For more than five years, Sheriff has been performing his high-energy drum shows on the bed of his truck for tips or at venues that paid for a one-man band. He said he has never had any trouble leaving his truck with the equipment on the street.
“I bolt everything down,” he said. “The drums were bolted down. Plus, with the other stuff, I’ve learned to trust in the community I live in because they know my story.”
Due to the theft, Sheriff said he had to cancel several gigs.
While the truck is insured, Sheriff said the equipment is not.
“When it comes to the value of all of the equipment, I’m out on a limb,” he said.
When thieves stole Sheriff’s truck, they not only stole his transportation, they stole his source of income.
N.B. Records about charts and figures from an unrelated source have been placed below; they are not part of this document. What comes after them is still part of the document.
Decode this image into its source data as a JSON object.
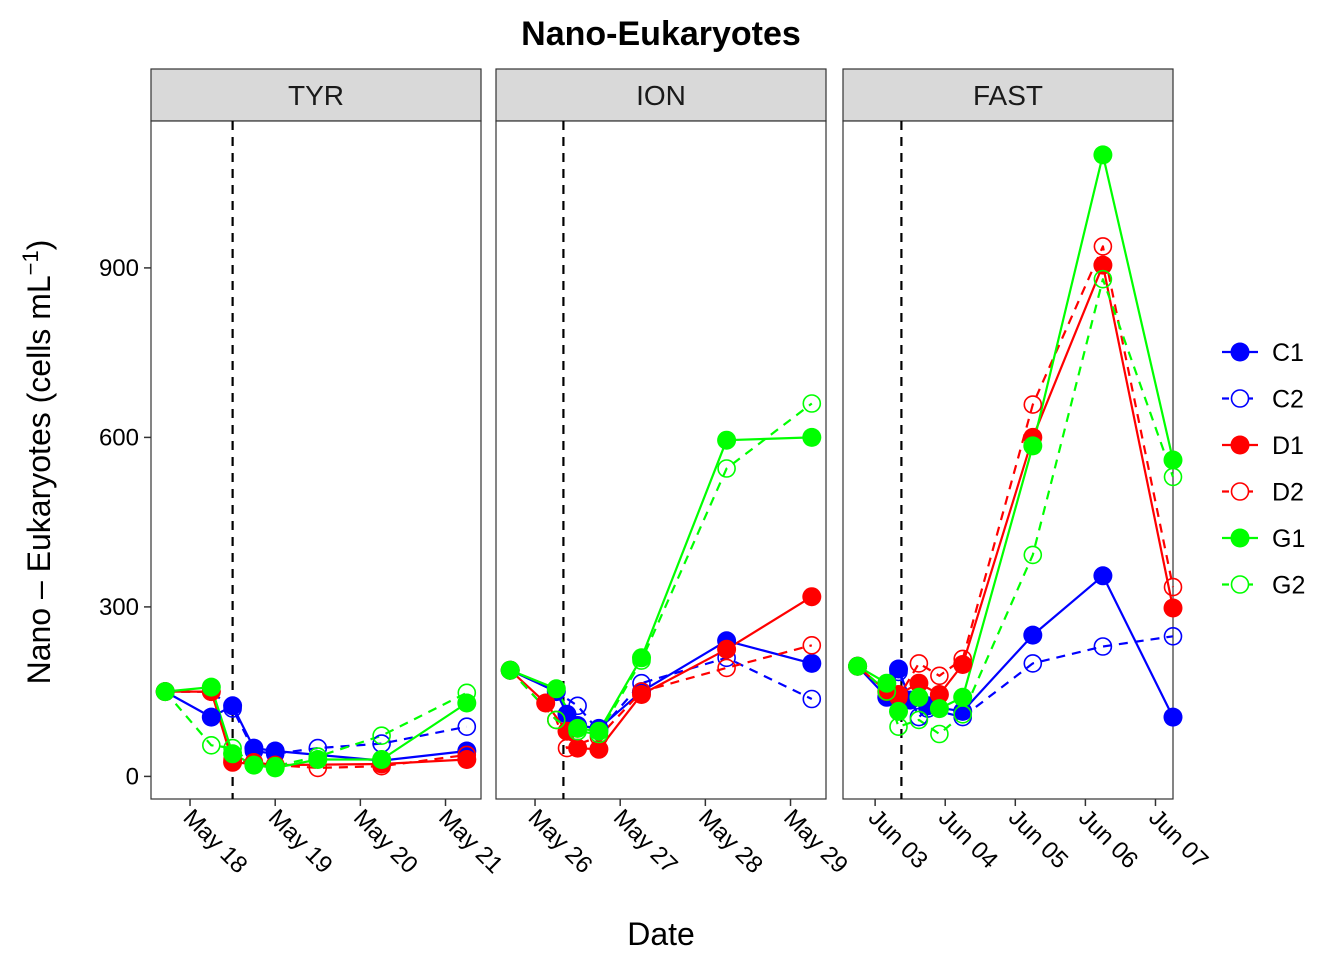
{
  "chart_data": {
    "type": "line",
    "title": "Nano-Eukaryotes",
    "xlabel": "Date",
    "ylabel": "Nano – Eukaryotes (cells mL",
    "ylabel_superscript": "−1",
    "ylabel_close": ")",
    "ylim": [
      -40,
      1160
    ],
    "yticks": [
      0,
      300,
      600,
      900
    ],
    "grid": false,
    "legend_position": "right",
    "series_styles": [
      {
        "name": "C1",
        "color": "#0000FF",
        "dashed": false,
        "filled": true
      },
      {
        "name": "C2",
        "color": "#0000FF",
        "dashed": true,
        "filled": false
      },
      {
        "name": "D1",
        "color": "#FF0000",
        "dashed": false,
        "filled": true
      },
      {
        "name": "D2",
        "color": "#FF0000",
        "dashed": true,
        "filled": false
      },
      {
        "name": "G1",
        "color": "#00FF00",
        "dashed": false,
        "filled": true
      },
      {
        "name": "G2",
        "color": "#00FF00",
        "dashed": true,
        "filled": false
      }
    ],
    "panels": [
      {
        "label": "TYR",
        "xlim": [
          "2013-05-17 13:00",
          "2013-05-21 10:00"
        ],
        "x_ticks": [
          "May 18",
          "May 19",
          "May 20",
          "May 21"
        ],
        "x_tick_dates": [
          "2013-05-18 00:00",
          "2013-05-19 00:00",
          "2013-05-20 00:00",
          "2013-05-21 00:00"
        ],
        "vline": "2013-05-18 12:00",
        "series": [
          {
            "name": "C1",
            "x": [
              "2013-05-17 17:00",
              "2013-05-18 06:00",
              "2013-05-18 12:00",
              "2013-05-18 18:00",
              "2013-05-19 00:00",
              "2013-05-20 06:00",
              "2013-05-21 06:00"
            ],
            "values": [
              150,
              105,
              125,
              50,
              45,
              28,
              45
            ]
          },
          {
            "name": "C2",
            "x": [
              "2013-05-17 17:00",
              "2013-05-18 06:00",
              "2013-05-18 12:00",
              "2013-05-18 18:00",
              "2013-05-19 00:00",
              "2013-05-19 12:00",
              "2013-05-20 06:00",
              "2013-05-21 06:00"
            ],
            "values": [
              150,
              150,
              120,
              45,
              40,
              50,
              58,
              88
            ]
          },
          {
            "name": "D1",
            "x": [
              "2013-05-17 17:00",
              "2013-05-18 06:00",
              "2013-05-18 12:00",
              "2013-05-18 18:00",
              "2013-05-19 00:00",
              "2013-05-20 06:00",
              "2013-05-21 06:00"
            ],
            "values": [
              150,
              150,
              25,
              22,
              20,
              22,
              30
            ]
          },
          {
            "name": "D2",
            "x": [
              "2013-05-17 17:00",
              "2013-05-18 06:00",
              "2013-05-18 12:00",
              "2013-05-18 18:00",
              "2013-05-19 00:00",
              "2013-05-19 12:00",
              "2013-05-20 06:00",
              "2013-05-21 06:00"
            ],
            "values": [
              150,
              150,
              30,
              25,
              20,
              15,
              18,
              38
            ]
          },
          {
            "name": "G1",
            "x": [
              "2013-05-17 17:00",
              "2013-05-18 06:00",
              "2013-05-18 12:00",
              "2013-05-18 18:00",
              "2013-05-19 00:00",
              "2013-05-19 12:00",
              "2013-05-20 06:00",
              "2013-05-21 06:00"
            ],
            "values": [
              150,
              158,
              40,
              20,
              15,
              30,
              30,
              130
            ]
          },
          {
            "name": "G2",
            "x": [
              "2013-05-17 17:00",
              "2013-05-18 06:00",
              "2013-05-18 12:00",
              "2013-05-18 18:00",
              "2013-05-19 00:00",
              "2013-05-19 12:00",
              "2013-05-20 06:00",
              "2013-05-21 06:00"
            ],
            "values": [
              150,
              55,
              50,
              20,
              18,
              35,
              72,
              148
            ]
          }
        ]
      },
      {
        "label": "ION",
        "xlim": [
          "2013-05-25 13:00",
          "2013-05-29 10:00"
        ],
        "x_ticks": [
          "May 26",
          "May 27",
          "May 28",
          "May 29"
        ],
        "x_tick_dates": [
          "2013-05-26 00:00",
          "2013-05-27 00:00",
          "2013-05-28 00:00",
          "2013-05-29 00:00"
        ],
        "vline": "2013-05-26 08:00",
        "series": [
          {
            "name": "C1",
            "x": [
              "2013-05-25 17:00",
              "2013-05-26 06:00",
              "2013-05-26 09:00",
              "2013-05-26 12:00",
              "2013-05-26 18:00",
              "2013-05-27 06:00",
              "2013-05-28 06:00",
              "2013-05-29 06:00"
            ],
            "values": [
              188,
              150,
              110,
              90,
              85,
              150,
              240,
              200
            ]
          },
          {
            "name": "C2",
            "x": [
              "2013-05-25 17:00",
              "2013-05-26 06:00",
              "2013-05-26 12:00",
              "2013-05-26 18:00",
              "2013-05-27 06:00",
              "2013-05-28 06:00",
              "2013-05-29 06:00"
            ],
            "values": [
              188,
              150,
              125,
              80,
              165,
              210,
              137
            ]
          },
          {
            "name": "D1",
            "x": [
              "2013-05-25 17:00",
              "2013-05-26 03:00",
              "2013-05-26 09:00",
              "2013-05-26 12:00",
              "2013-05-26 18:00",
              "2013-05-27 06:00",
              "2013-05-28 06:00",
              "2013-05-29 06:00"
            ],
            "values": [
              188,
              130,
              80,
              50,
              48,
              145,
              225,
              318
            ]
          },
          {
            "name": "D2",
            "x": [
              "2013-05-25 17:00",
              "2013-05-26 06:00",
              "2013-05-26 09:00",
              "2013-05-26 18:00",
              "2013-05-27 06:00",
              "2013-05-28 06:00",
              "2013-05-29 06:00"
            ],
            "values": [
              188,
              100,
              50,
              70,
              150,
              192,
              232
            ]
          },
          {
            "name": "G1",
            "x": [
              "2013-05-25 17:00",
              "2013-05-26 06:00",
              "2013-05-26 12:00",
              "2013-05-26 18:00",
              "2013-05-27 06:00",
              "2013-05-28 06:00",
              "2013-05-29 06:00"
            ],
            "values": [
              188,
              155,
              85,
              80,
              210,
              595,
              600
            ]
          },
          {
            "name": "G2",
            "x": [
              "2013-05-25 17:00",
              "2013-05-26 06:00",
              "2013-05-26 12:00",
              "2013-05-26 18:00",
              "2013-05-27 06:00",
              "2013-05-28 06:00",
              "2013-05-29 06:00"
            ],
            "values": [
              188,
              100,
              80,
              75,
              205,
              545,
              660
            ]
          }
        ]
      },
      {
        "label": "FAST",
        "xlim": [
          "2013-06-02 13:00",
          "2013-06-07 06:00"
        ],
        "x_ticks": [
          "Jun 03",
          "Jun 04",
          "Jun 05",
          "Jun 06",
          "Jun 07"
        ],
        "x_tick_dates": [
          "2013-06-03 00:00",
          "2013-06-04 00:00",
          "2013-06-05 00:00",
          "2013-06-06 00:00",
          "2013-06-07 00:00"
        ],
        "vline": "2013-06-03 09:00",
        "series": [
          {
            "name": "C1",
            "x": [
              "2013-06-02 18:00",
              "2013-06-03 04:00",
              "2013-06-03 08:00",
              "2013-06-03 12:00",
              "2013-06-03 18:00",
              "2013-06-04 06:00",
              "2013-06-05 06:00",
              "2013-06-06 06:00",
              "2013-06-07 06:00"
            ],
            "values": [
              195,
              140,
              190,
              135,
              125,
              115,
              250,
              355,
              105
            ]
          },
          {
            "name": "C2",
            "x": [
              "2013-06-02 18:00",
              "2013-06-03 04:00",
              "2013-06-03 08:00",
              "2013-06-03 15:00",
              "2013-06-03 18:00",
              "2013-06-04 06:00",
              "2013-06-05 06:00",
              "2013-06-06 06:00",
              "2013-06-07 06:00"
            ],
            "values": [
              195,
              150,
              185,
              105,
              120,
              105,
              200,
              230,
              248
            ]
          },
          {
            "name": "D1",
            "x": [
              "2013-06-02 18:00",
              "2013-06-03 04:00",
              "2013-06-03 08:00",
              "2013-06-03 15:00",
              "2013-06-03 22:00",
              "2013-06-04 06:00",
              "2013-06-05 06:00",
              "2013-06-06 06:00",
              "2013-06-07 06:00"
            ],
            "values": [
              195,
              150,
              145,
              165,
              145,
              198,
              600,
              905,
              298
            ]
          },
          {
            "name": "D2",
            "x": [
              "2013-06-02 18:00",
              "2013-06-03 04:00",
              "2013-06-03 08:00",
              "2013-06-03 15:00",
              "2013-06-03 22:00",
              "2013-06-04 06:00",
              "2013-06-05 06:00",
              "2013-06-06 06:00",
              "2013-06-07 06:00"
            ],
            "values": [
              195,
              150,
              140,
              200,
              178,
              208,
              658,
              938,
              335
            ]
          },
          {
            "name": "G1",
            "x": [
              "2013-06-02 18:00",
              "2013-06-03 04:00",
              "2013-06-03 08:00",
              "2013-06-03 15:00",
              "2013-06-03 22:00",
              "2013-06-04 06:00",
              "2013-06-05 06:00",
              "2013-06-06 06:00",
              "2013-06-07 06:00"
            ],
            "values": [
              195,
              165,
              115,
              140,
              120,
              140,
              585,
              1100,
              560
            ]
          },
          {
            "name": "G2",
            "x": [
              "2013-06-02 18:00",
              "2013-06-03 04:00",
              "2013-06-03 08:00",
              "2013-06-03 15:00",
              "2013-06-03 22:00",
              "2013-06-04 06:00",
              "2013-06-05 06:00",
              "2013-06-06 06:00",
              "2013-06-07 06:00"
            ],
            "values": [
              195,
              150,
              88,
              100,
              75,
              110,
              392,
              880,
              530
            ]
          }
        ]
      }
    ]
  }
}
“This is how I feed my kids,” he said. “This is how I feed my family. This is how I live. This is how I do me.”
Sheriff said losing his truck was like losing a loved one.
“Nothing like this has ever happened before in the almost six years I’ve been performing,” he said. “My truck means a lot more to me than some of my loved ones. It’s a hard pill to swallow. It’s deep. It’s painful. “I can’t sleep because my mind is constantly racing,” he added. “This was mentally disturbing. This was and is a sad situation.”
Sheriff, 34, said playing the drums is his therapy. For the last five years, he has utilized the streets of Los Angeles and the boulevards of Las Vegas as his open-air venues. He drives his truck around various areas of the city, playing impromptu pickup concerts that attract fans everywhere he goes.
He has played gigs in Barstow, Victorville and San Diego, at gas stations, parking lots, street corners and any other location he deems would be a good place to draw a crowd. Amassing quite a following, Sheriff, who appeared on Steve Harvey’s talk show in 2018, can usually be found in South Los Angeles and Inglewood.
Sheriff’s love affair with the drums began when he was 3 years old. Anything that was within his reach “got hit.”
“I would hit on anything in the house,” said the Los Angeles native. “Paint cans, buckets, trees. I’d hit anything to get that sound.”
By the time he was 10, Sheriff, who grew up in the church, said he had “really gotten good.”
During an interview last summer, Sheriff said, “I don’t know what I’d do without my drums. I play the drums to keep myself balanced. I let the drums speak to my heart. It’s like a therapy session. It keeps me alive.”